A Masked Ball, Attilio Bertolucci, 1971

February 11th, 2026 | |

“Some with cymbals and drums, some with laughter and shouts
with wigs sliding forward over cheerful eyes

thus animates the riverside packed with snow then
that on the last evening of Carnival, rotating, approaches

at twelve o'clock and burns on the dials facing
a flattering invitation or a warning to the citizen?

But these are not clowns who have gracefully
the shelter of the foresi transformed into a theatre

sleeping now and still hours before
of the bitter Wednesday that is tomorrow in remittances

and provincial car parks located upstream
downstream far from here where a slow tournament

of cars parades proceeds and gets lost
to reappear lights pouring in streams

on the tireless provocateurs and their
boots spotted with white bodices

where gold binds lamb's hair
soaked from a winter now at its irreparable end…

The transvestites of Parma were once shop assistants
schoolboys, tailors and barbershop apprentices

in double apprenticeship under experienced masters
in both arts and not always in bel canto

with the pleasure of betraying the genius of the place if it is
Cremonini calling with such sweetness

the gentle and singing animal instrument
ambiguous with voluptuousness to the convulsed mind…

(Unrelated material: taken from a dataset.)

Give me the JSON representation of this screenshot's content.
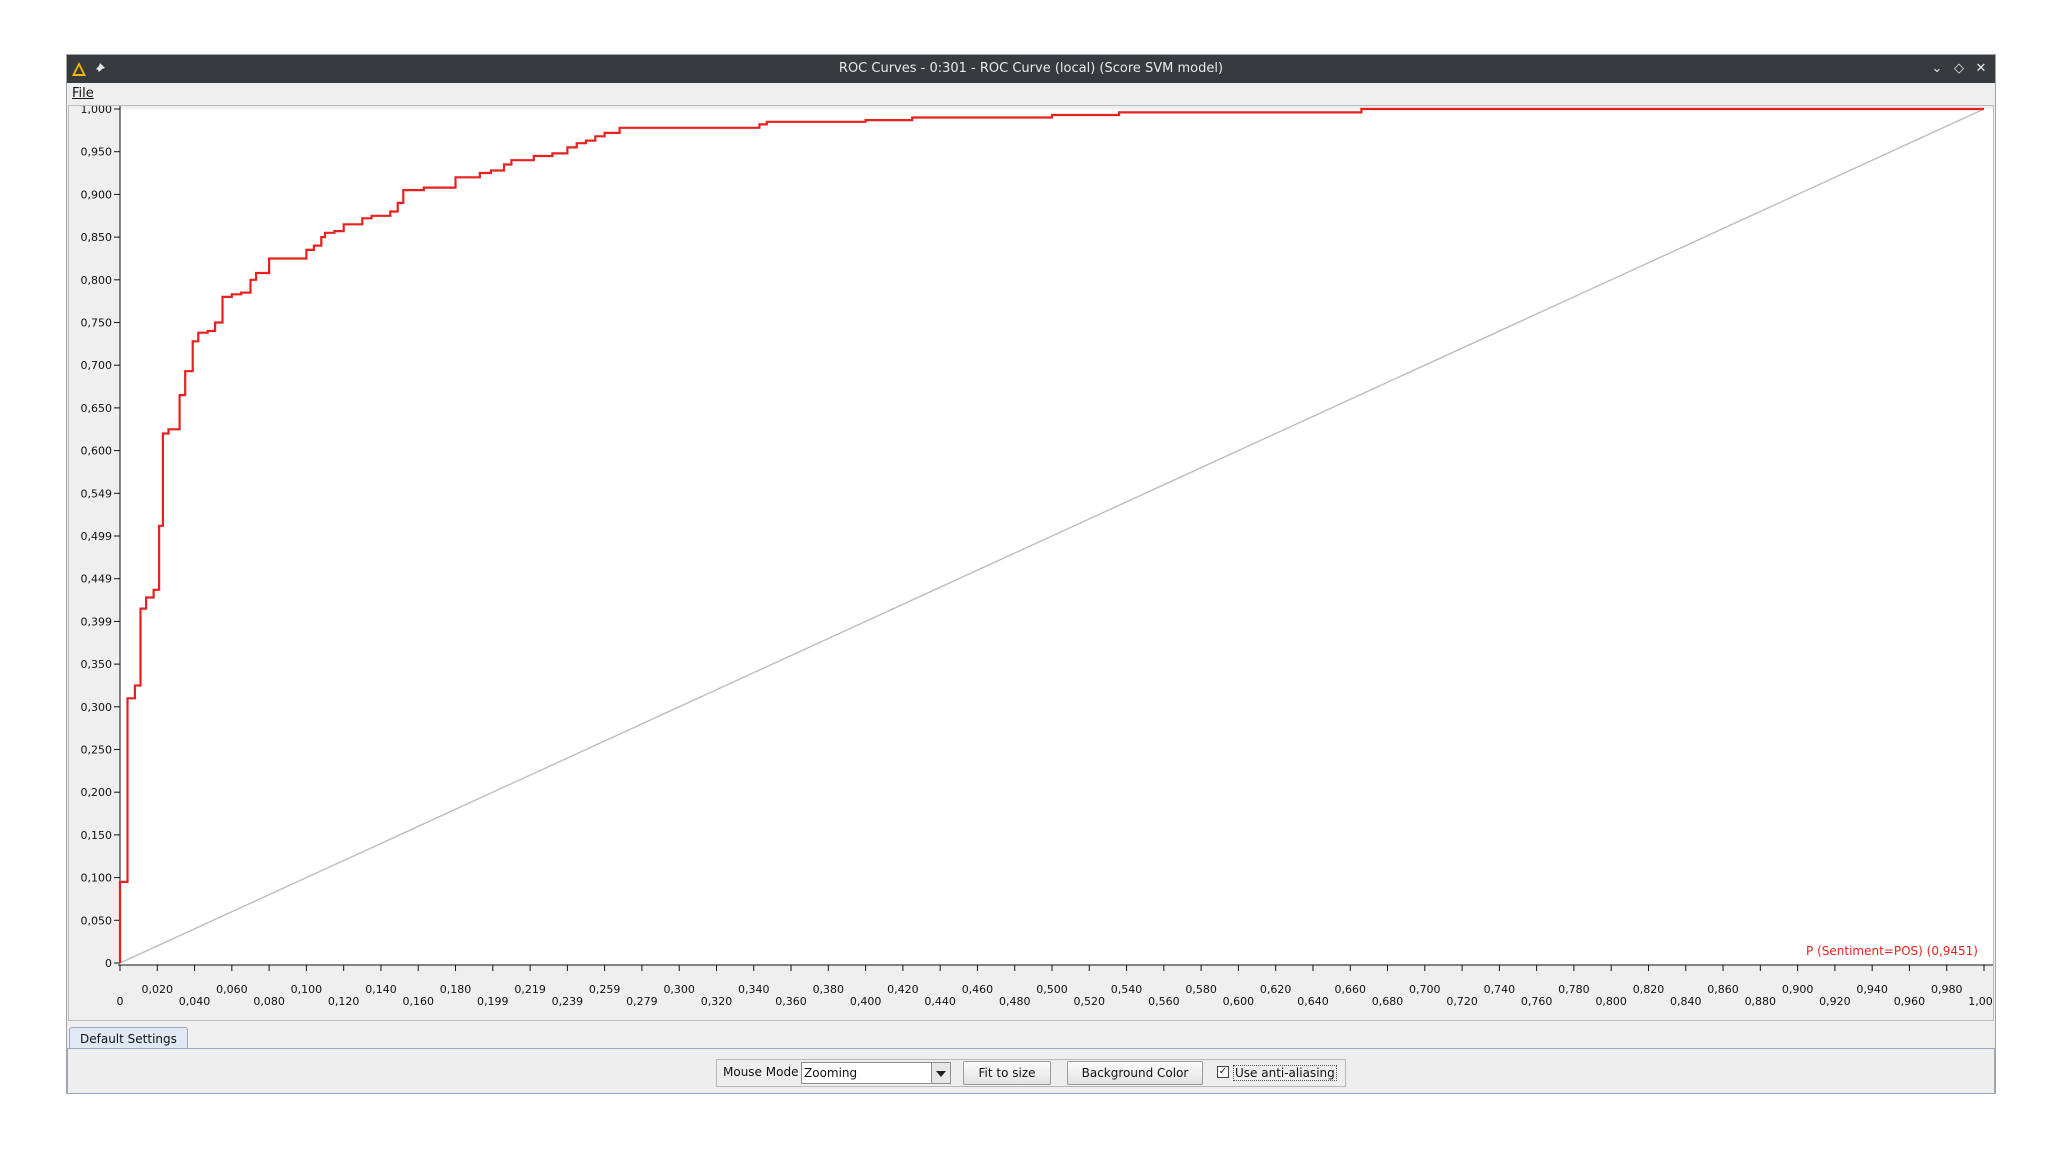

They come and go from nearby cities
to the little capital city of Autrefois that its citizens

wicked and rude people do not want the duke to insert it
in the dialogue in the deadly embrace America Russia

under the intertwined sign of pop art and progressive democracy.
But let them approach with caution, as they might seem

shy customers or moralistic voyeurs and come
mocked or hit by infallible snowballs

and recognize in these celebrations of Parma
in these fanciful and impudent costumes

the local serpentine line resumed
with unheard-of contempt for danger

from children of the people and unhealthy villages
blooming of sisters with sweet legs whose

steal attitudes and foundations
because of the need to be guilty first and foremost.

It's snowing again and the foreigners are leaving
the remaining ones do not give up

they invent agreed-upon mimics
to the infinite descent of butterflies from the sky.”